LITERARY FICTION

Talkative Man: A Novel of Malgudi, by R.K. Narayan. New York: Viking Penguin. 123 pp. $15.95. The imaginary small town in south India first put on the map in 1935 in the first of R.K. Narayan's novels of Malgudi is the setting of this latest addition to that charming group of books. The story is narrated by ``Talkative Man'' - or TM - a free-lance journalist with a keen interest in the comings and goings of village life. But Talkative Man seems a quiet fellow, compared with the mysterious, tale-spinning Dr. Rann, a self-styled international pundit, who talks his way into TM's home and into the heart of a naive local girl. Hot on the heels of the deceitful ``doctor'' comes the book's most formidable - and delightful - character: Rann's first wife, a commandant in the Home Guards, who tells her story with the preternatural compulsiveness of Coleridge's Ancient Mariner. The humor is kindly, gentle, bright, and amusing at every turn and the novel a perfect length: long enough to extract the full potential of the plot and characters, but short enough that at no point do we feel the least suggestion of tedium or self-indulgence to mar our enjoyment. The Messiah of Stockholm, by Cynthia Ozick.
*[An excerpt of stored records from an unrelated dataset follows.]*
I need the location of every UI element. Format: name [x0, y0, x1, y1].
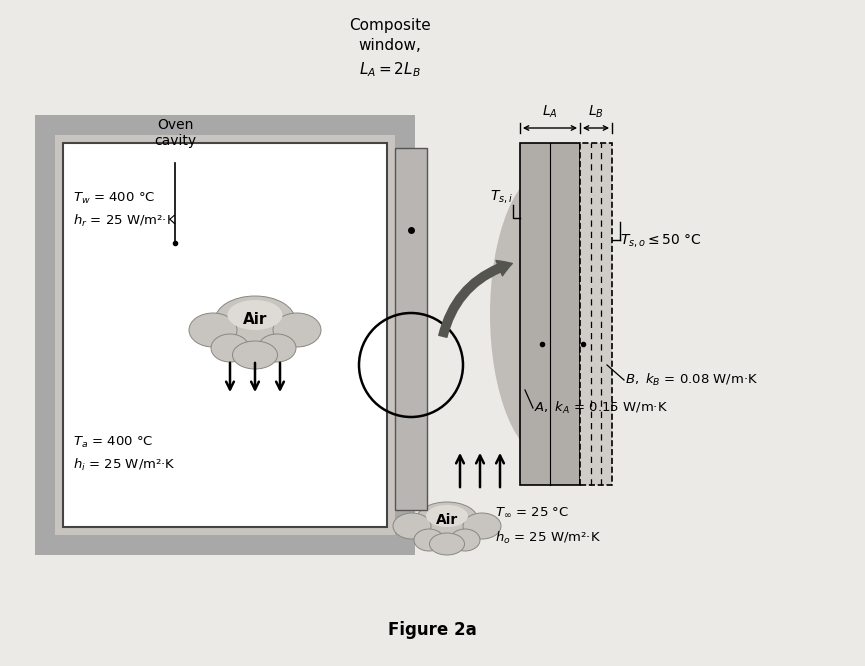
Text: Air: Air: [436, 513, 458, 527]
Text: Figure 2a: Figure 2a: [388, 621, 477, 639]
Bar: [580, 143, 612, 485]
Ellipse shape: [273, 313, 321, 347]
Ellipse shape: [215, 296, 295, 344]
Bar: [35, 115, 415, 555]
Text: $L_B$: $L_B$: [588, 104, 604, 120]
Text: $h_r$ = 25 W/m²·K: $h_r$ = 25 W/m²·K: [73, 213, 177, 229]
Bar: [63, 143, 387, 527]
Text: $T_a$ = 400 °C: $T_a$ = 400 °C: [73, 434, 153, 450]
Text: $h_i$ = 25 W/m²·K: $h_i$ = 25 W/m²·K: [73, 457, 176, 473]
Ellipse shape: [211, 334, 249, 362]
Text: $T_{s,o}\leq$50 °C: $T_{s,o}\leq$50 °C: [620, 232, 702, 248]
Ellipse shape: [490, 168, 610, 460]
Ellipse shape: [430, 533, 465, 555]
Ellipse shape: [416, 502, 478, 538]
Text: Air: Air: [243, 312, 267, 328]
Bar: [395, 148, 427, 510]
Text: window,: window,: [359, 38, 421, 53]
FancyArrowPatch shape: [439, 260, 512, 337]
Ellipse shape: [233, 341, 278, 369]
Text: Composite: Composite: [349, 18, 431, 33]
Text: $L_A$: $L_A$: [542, 104, 558, 120]
Text: Oven
cavity: Oven cavity: [154, 118, 196, 149]
Text: $L_A = 2L_B$: $L_A = 2L_B$: [359, 60, 421, 79]
Text: $A,\ k_A$ = 0.15 W/m·K: $A,\ k_A$ = 0.15 W/m·K: [534, 400, 668, 416]
Ellipse shape: [189, 313, 237, 347]
Ellipse shape: [393, 513, 431, 539]
Bar: [55, 135, 395, 535]
Ellipse shape: [414, 529, 444, 551]
Ellipse shape: [450, 529, 480, 551]
Text: $T_{s,i}$: $T_{s,i}$: [490, 188, 513, 205]
Ellipse shape: [463, 513, 501, 539]
Ellipse shape: [258, 334, 296, 362]
Text: $B,\ k_B$ = 0.08 W/m·K: $B,\ k_B$ = 0.08 W/m·K: [625, 372, 759, 388]
Text: $T_w$ = 400 °C: $T_w$ = 400 °C: [73, 190, 155, 206]
Bar: [520, 143, 580, 485]
Text: $h_o$ = 25 W/m²·K: $h_o$ = 25 W/m²·K: [495, 530, 601, 546]
Text: $T_\infty$ = 25 °C: $T_\infty$ = 25 °C: [495, 505, 569, 519]
Ellipse shape: [227, 300, 283, 330]
Ellipse shape: [426, 505, 468, 527]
New York: Alfred A. Knopf. 160 pp. $15.95.

Cynthia Ozick's fiction draws upon Judaism as a source of religious and moral authority rather than as a means of ethnic coloring. When she is at her best, the luminosity of her individual vision and talent sheds light over the past and into the present and future. But when the force of her sheer willpower becomes too closely identified with the force of tradition, more heat than light is generated. Her latest work has a smoldering intensity, but lacks the crystalline structure and brilliance of her previous novel, ``The Cannibal Galaxy.'' The protagonist, Lars Andemening, a book reviewer for a Stockholm newspaper, is obsessed with Bruno Schulz, a Polish Jewish writer murdered by the Nazis. Lars, an orphan, believes that he is Schulz's son. His dream is to find his father's lost manuscript, ``The Messiah.'' When a manuscript bearing that name turns up, Lars's determination to know the truth about its provenance leads him into increasingly dark waters. In what may or may not be a further irony, some of this darkness seems to be of his own creation. On this point, the tone of the book grows somewhat murky. But Ozick's energy and ardor carry the story, and she has raised intriguing questions in it about the struggle to recover an authentic past and about who has the authority to receive, carry on, and interpret tradition. The Sabre Squadron, by Simon Raven. New York: Beaufort Books. 240 pp. $15.95.

Disillusionment is a prevailing theme in all three of Simon Raven's ``Alms for Oblivion'' novels that have been published in the United States. The 10-novel series, which began appearing in England in the 1960s, is being issued by Beaufort, not in the slightly misleading order of the original publication dates, but in the chronological order of the postwar history that the novels chronicle.

Following ``Fielding Gray'' and ``Sound the Retreat,'' which were set just as World War II was ending and the British Empire beginning to be dismantled, ``The Sabre Squadron'' takes place in 1952, with cold war tensions already rising. A young, half-Jewish Cambridge mathematician, Daniel Mond, travels to Germany to try his hand at deciphering a complex system, which a leading German mathematician was working on at the time of his death. Around him, as complicated and disturbing as the papers on which he is working, a web of intrigue is being spun. Daniel's commitment to ``pure'' mathematics is brought up against the most brazen demands of power politics. His need for friendship brings him face to face with the extremes of betrayal - and loyalty. The world in which he finds himself seems to have less and less regard for the value of the individual human being. The volatile concatenation of people and events, of political and psychological forces, borders on the apocalyptic, yet Raven makes the bizarre twists of plot as convincing as Daniel's recognizably human responses. This is a remarkable blend of upper-middle-class characters from the realm of social comedy and a situation from the realm of spy novels and sci-fi.